Kang Shuchun, a director of the China Federation of Logistics and Purchasing, told GT, “More traders are using China-Europe freight trains, but there’s no fundamental solution to the Red Sea crisis at the moment. Rail shipping accounts for less than 3 percent of sea transportation, and it’s very difficult to increase that by even one percentage point.”

Multiple Italian-based merchants who carry Chinese goods have said that due to the conflict in the Red Sea, shipments are taking at least ten days longer than usual for this time of year. With most companies only inking one-year contracts in the face of global inflation and panic, they have opportunities open to them for being able to pivot with the conditions in the Red Sea. Yet no matter how they pivot, it would seem rather clear that China will benefit from the conditions on the water.

For years now, China and Iran have been trading partners. As of late, Tehran has been upset with Beijing’s refusal to pay more for their oil. Yet the Iranians are already importing 40% more goods than they ship to China. This imbalance gives China tremendous negotiation with the Iranian leaders, a position they have no problem exploiting.

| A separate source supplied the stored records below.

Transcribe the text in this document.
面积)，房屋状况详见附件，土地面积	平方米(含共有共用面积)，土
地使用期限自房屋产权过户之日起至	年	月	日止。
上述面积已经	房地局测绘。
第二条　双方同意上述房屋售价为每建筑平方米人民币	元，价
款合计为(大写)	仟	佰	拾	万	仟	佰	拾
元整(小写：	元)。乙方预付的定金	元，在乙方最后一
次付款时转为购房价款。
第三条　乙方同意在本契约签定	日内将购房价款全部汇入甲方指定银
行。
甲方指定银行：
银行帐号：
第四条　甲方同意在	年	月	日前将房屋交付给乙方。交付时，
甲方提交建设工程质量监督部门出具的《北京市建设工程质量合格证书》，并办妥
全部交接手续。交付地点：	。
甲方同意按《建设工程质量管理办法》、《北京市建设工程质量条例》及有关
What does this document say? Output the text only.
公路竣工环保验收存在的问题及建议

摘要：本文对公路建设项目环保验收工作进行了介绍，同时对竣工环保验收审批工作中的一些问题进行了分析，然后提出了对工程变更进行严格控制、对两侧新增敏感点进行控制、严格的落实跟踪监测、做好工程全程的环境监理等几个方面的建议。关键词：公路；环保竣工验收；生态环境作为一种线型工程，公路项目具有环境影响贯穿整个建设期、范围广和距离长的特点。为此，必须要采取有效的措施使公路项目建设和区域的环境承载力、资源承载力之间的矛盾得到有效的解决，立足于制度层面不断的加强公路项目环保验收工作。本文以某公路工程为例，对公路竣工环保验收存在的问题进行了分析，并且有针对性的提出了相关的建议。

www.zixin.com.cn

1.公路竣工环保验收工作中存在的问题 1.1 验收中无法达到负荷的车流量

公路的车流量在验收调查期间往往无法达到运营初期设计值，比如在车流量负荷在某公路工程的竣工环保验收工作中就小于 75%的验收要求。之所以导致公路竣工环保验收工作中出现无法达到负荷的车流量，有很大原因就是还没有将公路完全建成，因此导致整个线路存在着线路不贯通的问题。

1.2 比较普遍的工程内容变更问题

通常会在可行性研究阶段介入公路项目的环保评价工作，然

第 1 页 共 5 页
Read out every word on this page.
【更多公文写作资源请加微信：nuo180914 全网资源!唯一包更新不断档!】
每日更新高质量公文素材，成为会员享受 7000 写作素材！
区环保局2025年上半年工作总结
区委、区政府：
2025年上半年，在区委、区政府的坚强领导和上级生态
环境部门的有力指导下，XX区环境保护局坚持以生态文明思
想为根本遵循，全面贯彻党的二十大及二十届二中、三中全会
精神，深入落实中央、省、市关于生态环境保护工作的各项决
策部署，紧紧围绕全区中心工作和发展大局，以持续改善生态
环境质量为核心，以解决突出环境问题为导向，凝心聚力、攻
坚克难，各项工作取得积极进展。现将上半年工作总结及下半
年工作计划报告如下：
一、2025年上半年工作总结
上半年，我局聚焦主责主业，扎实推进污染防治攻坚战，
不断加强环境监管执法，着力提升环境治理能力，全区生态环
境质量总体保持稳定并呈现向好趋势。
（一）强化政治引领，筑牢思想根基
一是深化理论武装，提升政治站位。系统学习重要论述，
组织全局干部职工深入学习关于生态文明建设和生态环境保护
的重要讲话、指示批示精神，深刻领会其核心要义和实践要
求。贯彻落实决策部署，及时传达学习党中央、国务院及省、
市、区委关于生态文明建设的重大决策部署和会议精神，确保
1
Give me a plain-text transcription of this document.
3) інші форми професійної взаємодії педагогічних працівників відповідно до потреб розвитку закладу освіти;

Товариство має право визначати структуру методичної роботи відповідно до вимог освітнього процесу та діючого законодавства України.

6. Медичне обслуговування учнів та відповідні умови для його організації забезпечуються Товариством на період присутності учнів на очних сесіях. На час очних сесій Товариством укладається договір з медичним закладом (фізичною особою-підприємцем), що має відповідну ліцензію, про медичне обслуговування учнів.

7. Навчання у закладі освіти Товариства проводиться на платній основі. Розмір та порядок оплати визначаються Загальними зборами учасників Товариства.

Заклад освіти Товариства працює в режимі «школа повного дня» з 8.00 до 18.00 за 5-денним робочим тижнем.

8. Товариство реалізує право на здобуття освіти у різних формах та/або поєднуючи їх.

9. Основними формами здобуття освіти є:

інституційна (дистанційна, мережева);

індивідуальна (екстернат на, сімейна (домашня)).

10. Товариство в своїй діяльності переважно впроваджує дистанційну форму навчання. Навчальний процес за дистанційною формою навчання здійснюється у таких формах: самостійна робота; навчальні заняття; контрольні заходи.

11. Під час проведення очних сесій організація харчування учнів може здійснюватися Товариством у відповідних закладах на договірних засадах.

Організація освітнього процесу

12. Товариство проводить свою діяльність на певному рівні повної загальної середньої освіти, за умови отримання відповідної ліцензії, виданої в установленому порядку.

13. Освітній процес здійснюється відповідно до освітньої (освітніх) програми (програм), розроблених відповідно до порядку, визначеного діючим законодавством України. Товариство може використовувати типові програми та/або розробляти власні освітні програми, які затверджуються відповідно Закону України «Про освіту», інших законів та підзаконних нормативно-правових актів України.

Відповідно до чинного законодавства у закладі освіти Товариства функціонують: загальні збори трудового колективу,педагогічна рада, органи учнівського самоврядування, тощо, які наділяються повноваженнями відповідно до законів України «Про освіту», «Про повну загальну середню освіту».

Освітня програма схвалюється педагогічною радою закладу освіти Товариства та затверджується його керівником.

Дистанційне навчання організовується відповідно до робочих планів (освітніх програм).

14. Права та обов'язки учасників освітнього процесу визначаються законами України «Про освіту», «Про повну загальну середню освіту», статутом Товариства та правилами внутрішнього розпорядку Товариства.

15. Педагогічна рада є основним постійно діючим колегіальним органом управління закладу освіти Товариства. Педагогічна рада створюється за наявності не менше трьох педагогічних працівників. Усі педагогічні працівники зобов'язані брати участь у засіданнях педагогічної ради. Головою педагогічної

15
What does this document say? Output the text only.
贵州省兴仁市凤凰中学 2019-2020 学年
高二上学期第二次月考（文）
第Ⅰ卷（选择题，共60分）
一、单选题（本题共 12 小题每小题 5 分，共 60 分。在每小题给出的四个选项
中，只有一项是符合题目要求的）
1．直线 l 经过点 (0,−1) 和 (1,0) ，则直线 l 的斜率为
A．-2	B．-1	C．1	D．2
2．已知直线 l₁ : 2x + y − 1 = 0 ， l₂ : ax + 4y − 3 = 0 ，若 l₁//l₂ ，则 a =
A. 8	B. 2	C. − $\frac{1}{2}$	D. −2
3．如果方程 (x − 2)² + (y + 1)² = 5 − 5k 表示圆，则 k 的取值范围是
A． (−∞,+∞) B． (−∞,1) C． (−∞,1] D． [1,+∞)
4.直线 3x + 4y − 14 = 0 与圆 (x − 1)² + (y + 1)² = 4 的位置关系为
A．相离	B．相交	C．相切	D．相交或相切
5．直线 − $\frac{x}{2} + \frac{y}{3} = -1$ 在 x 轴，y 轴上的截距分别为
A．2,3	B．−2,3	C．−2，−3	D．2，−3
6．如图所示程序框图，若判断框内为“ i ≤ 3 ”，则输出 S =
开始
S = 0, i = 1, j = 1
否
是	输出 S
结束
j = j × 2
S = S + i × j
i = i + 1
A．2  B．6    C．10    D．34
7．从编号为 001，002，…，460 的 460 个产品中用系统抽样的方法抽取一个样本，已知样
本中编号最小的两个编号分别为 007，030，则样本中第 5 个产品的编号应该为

Given China’s open desire to control the globe, this is just another step in their quest for global domination. With Iran in their back pocket due to foreign trade, and the Iranian involvement in Israel with Hamas already well documented, the Chinese are in a unique position. Using Houthi rebels to stage increased attacks on boats would be the perfect way to increase the use of Chinese rail service between mainland China and Europe.

As it is, China has an easy time (relatively speaking) importing goods from the rest of Asia. By boat, freight, or air, they have been known to get it in. For many companies, this makes it a natural place to gather up an entire order and put it all in one container. Naturally, the transition to rail could be done easily in their book, and they intend to exploit that option.

For China, any bump in rail service is a huge surge to the country’s economy. Already struggling to stay above water, the country will take any help they can. No matter how it shows up.